When they got to Carl’s, Kenny rubbed his hands together and said, “First things first.” He started opening cupboards
until he found the glasses. He poured two big tumblers of Scotch and propped his cookbook open on the kitchen counter. It was called
Cooking Wizardry for Kids: Learn About Food … While Making Tasty Things to Eat!

Kenny smiled and held up his Scotch. “I get all my best stuff from this book,” he said.

“You can’t be serious,” said Dave.

There was a moment of silence. Kenny and Dave stared deep into each other’s eyes.

By three in the morning Dave and Kenny were anything but serious. They were still at step one of the recipe—waiting for a cup of buttermilk to warm and collect bacteria from the kitchen air, as the recipe called for, in the natural old-fashioned way. Kenny had the hair dryer set up to blow over the buttermilk.

“Like forcing a tulip,” he said.

The bottle of Scotch was half-killed. Dave had discovered the Lowbeers’ polka records. Kenny was wearing one of Gerta Lowbeer’s aprons. There was a mop lying on the kitchen counter.

“Tired, my dear?” said Kenny to the mop. “It must be time to add the flour,” he said. “I figure six hours under a hair dryer is the same as three days in a warm place. What do you think?” He was still talking to the mop.
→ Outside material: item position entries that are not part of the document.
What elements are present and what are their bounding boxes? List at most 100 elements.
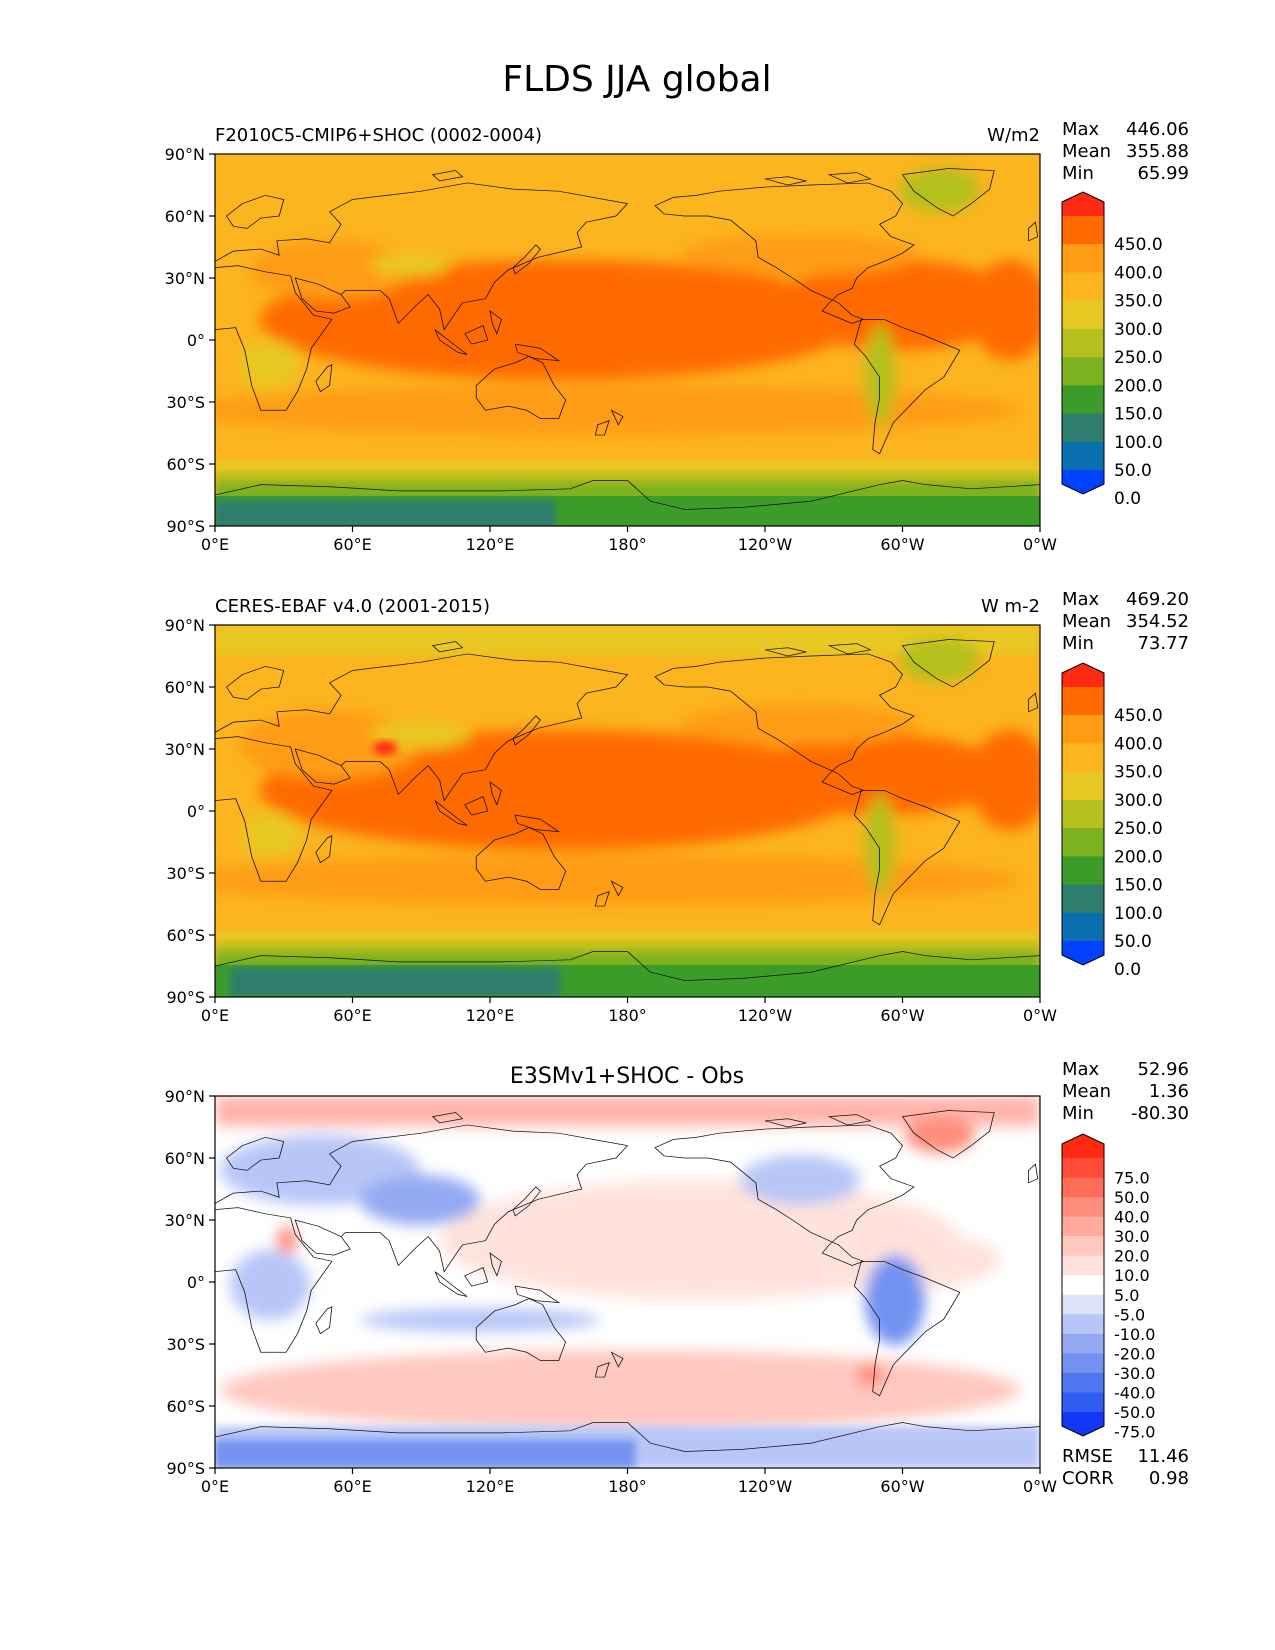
colorbar-label: 30.0 xyxy=(1114,1227,1150,1246)
panel-units: W m-2 xyxy=(981,596,1040,617)
colorbar-segment xyxy=(1062,413,1104,443)
colorbar-segment xyxy=(1062,715,1104,744)
corr-value: 0.98 xyxy=(1149,1468,1189,1489)
min-label: Min xyxy=(1062,1103,1094,1124)
colorbar-label: 200.0 xyxy=(1114,376,1163,396)
colorbar-segment xyxy=(1062,328,1104,358)
colorbar-label: -10.0 xyxy=(1114,1325,1155,1344)
mean-label: Mean xyxy=(1062,141,1111,162)
lat-tick-label: 90°N xyxy=(165,145,205,164)
colorbar-segment xyxy=(1062,1353,1104,1374)
colorbar-label: 400.0 xyxy=(1114,263,1163,283)
colorbar-segment xyxy=(1062,743,1104,773)
colorbar-segment xyxy=(1062,856,1104,886)
rmse-label: RMSE xyxy=(1062,1446,1113,1467)
lat-tick-label: 30°N xyxy=(165,269,205,288)
stats-box-reference: Max 469.20 Mean 354.52 Min 73.77 xyxy=(1062,589,1189,654)
colorbar-segment xyxy=(1062,441,1104,471)
mean-value: 354.52 xyxy=(1126,611,1189,632)
colorbar-segment xyxy=(1062,912,1104,942)
lon-tick-label: 180° xyxy=(608,535,647,554)
colorbar-segment xyxy=(1062,216,1104,245)
colorbar-segment xyxy=(1062,1197,1104,1218)
lat-tick-label: 0° xyxy=(187,331,205,350)
panel-difference: E3SMv1+SHOC - Obs Max 52.96 Mean 1.36 Mi… xyxy=(165,1059,1189,1496)
colorbar-label: 5.0 xyxy=(1114,1286,1139,1305)
lat-tick-label: 90°S xyxy=(166,517,205,536)
max-label: Max xyxy=(1062,119,1100,140)
lat-tick-label: 0° xyxy=(187,1273,205,1292)
colorbar-label: 300.0 xyxy=(1114,320,1163,340)
colorbar-segment xyxy=(1062,1236,1104,1257)
lat-tick-label: 60°N xyxy=(165,678,205,697)
lon-tick-label: 0°W xyxy=(1023,535,1057,554)
lon-tick-label: 0°E xyxy=(201,1477,229,1496)
colorbar-segment xyxy=(1062,1216,1104,1237)
colorbar-extend-bottom xyxy=(1062,1412,1104,1436)
lat-tick-label: 90°S xyxy=(166,1459,205,1478)
mean-value: 355.88 xyxy=(1126,141,1189,162)
colorbar-label: 150.0 xyxy=(1114,405,1163,425)
lon-tick-label: 0°W xyxy=(1023,1006,1057,1025)
lon-tick-label: 60°E xyxy=(333,1006,371,1025)
mean-label: Mean xyxy=(1062,1081,1111,1102)
lon-tick-label: 120°E xyxy=(466,535,515,554)
lat-tick-label: 0° xyxy=(187,802,205,821)
max-label: Max xyxy=(1062,1059,1100,1080)
lat-tick-label: 90°N xyxy=(165,616,205,635)
colorbar-segment xyxy=(1062,244,1104,273)
map-field-difference xyxy=(215,1096,1040,1468)
corr-label: CORR xyxy=(1062,1468,1114,1489)
colorbar-label: 0.0 xyxy=(1114,489,1141,509)
max-label: Max xyxy=(1062,589,1100,610)
lon-tick-label: 120°W xyxy=(738,1477,793,1496)
colorbar-label: -30.0 xyxy=(1114,1364,1155,1383)
lat-tick-label: 90°N xyxy=(165,1087,205,1106)
lat-tick-label: 30°N xyxy=(165,1211,205,1230)
rmse-value: 11.46 xyxy=(1137,1446,1189,1467)
lat-tick-label: 60°S xyxy=(166,926,205,945)
lon-tick-label: 60°W xyxy=(880,535,924,554)
colorbar-label: -5.0 xyxy=(1114,1305,1145,1324)
colorbar-segment xyxy=(1062,828,1104,857)
colorbar-label: 100.0 xyxy=(1114,433,1163,453)
lon-tick-label: 60°E xyxy=(333,535,371,554)
colorbar-label: -50.0 xyxy=(1114,1403,1155,1422)
colorbar-label: -75.0 xyxy=(1114,1423,1155,1442)
stats-box-test: Max 446.06 Mean 355.88 Min 65.99 xyxy=(1062,119,1189,184)
colorbar-reference: 450.0 400.0 350.0 300.0 250.0 200.0 150.0 100.0… xyxy=(1061,662,1163,980)
lon-tick-label: 120°W xyxy=(738,1006,793,1025)
lon-tick-label: 120°W xyxy=(738,535,793,554)
lon-tick-label: 60°W xyxy=(880,1477,924,1496)
max-value: 446.06 xyxy=(1126,119,1189,140)
longitude-axis: 0°E 60°E 120°E 180° 120°W 60°W 0°W xyxy=(201,997,1057,1025)
colorbar-label: 450.0 xyxy=(1114,235,1163,255)
latitude-axis: 90°N 60°N 30°N 0° 30°S 60°S 90°S xyxy=(165,616,215,1007)
colorbar-label: 200.0 xyxy=(1114,847,1163,867)
max-value: 52.96 xyxy=(1137,1059,1189,1080)
colorbar-label: 450.0 xyxy=(1114,706,1163,726)
lat-tick-label: 30°S xyxy=(166,1335,205,1354)
colorbar-segment xyxy=(1062,1275,1104,1296)
lon-tick-label: 180° xyxy=(608,1006,647,1025)
colorbar-label: 50.0 xyxy=(1114,1188,1150,1207)
lat-tick-label: 60°N xyxy=(165,1149,205,1168)
colorbar-difference: 75.050.040.030.020.010.05.0-5.0-10.0-20.… xyxy=(1061,1133,1155,1442)
max-value: 469.20 xyxy=(1126,589,1189,610)
min-value: 73.77 xyxy=(1137,633,1189,654)
map-field-test xyxy=(215,154,1040,526)
panel-left-title: F2010C5-CMIP6+SHOC (0002-0004) xyxy=(215,125,542,146)
min-label: Min xyxy=(1062,633,1094,654)
colorbar-label: 350.0 xyxy=(1114,292,1163,312)
longitude-axis: 0°E 60°E 120°E 180° 120°W 60°W 0°W xyxy=(201,526,1057,554)
colorbar-label: 75.0 xyxy=(1114,1169,1150,1188)
lon-tick-label: 120°E xyxy=(466,1477,515,1496)
colorbar-segment xyxy=(1062,357,1104,386)
lat-tick-label: 90°S xyxy=(166,988,205,1007)
lat-tick-label: 60°N xyxy=(165,207,205,226)
latitude-axis: 90°N 60°N 30°N 0° 30°S 60°S 90°S xyxy=(165,145,215,536)
colorbar-outline xyxy=(1061,662,1105,966)
stats-box-difference: Max 52.96 Mean 1.36 Min -80.30 xyxy=(1062,1059,1189,1124)
colorbar-label: 40.0 xyxy=(1114,1208,1150,1227)
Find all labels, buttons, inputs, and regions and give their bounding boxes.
Dave was sitting on the floor. His head was in his hands. He was staring into the distance. He was remembering the disdain in Carl Lowbeer’s voice when he had told Dave about the Rutenbergs. “We gave them some of the starter because they said they wanted to bake bread, too. They killed it within six months. They’re fools.”

“I’m dead,” said Dave.

They finished at ten on Sunday morning. Kenny had slept in the Lowbeers’ bed, Dave on the living room couch.

When they left, the sourdough was bubbling like a pot of oatmeal.

“It looks sort of the same. It smells right. But it didn’t bubble like that,” said Dave.

“It’ll slow down in the fridge,” said Kenny.

“And there’s more than there used to be—there was only half that much,” said Dave.

Kenny picked up the Mason jar and scooped half of the new sourdough into the garbage. “How’s that?” he said. “Does that look about right?”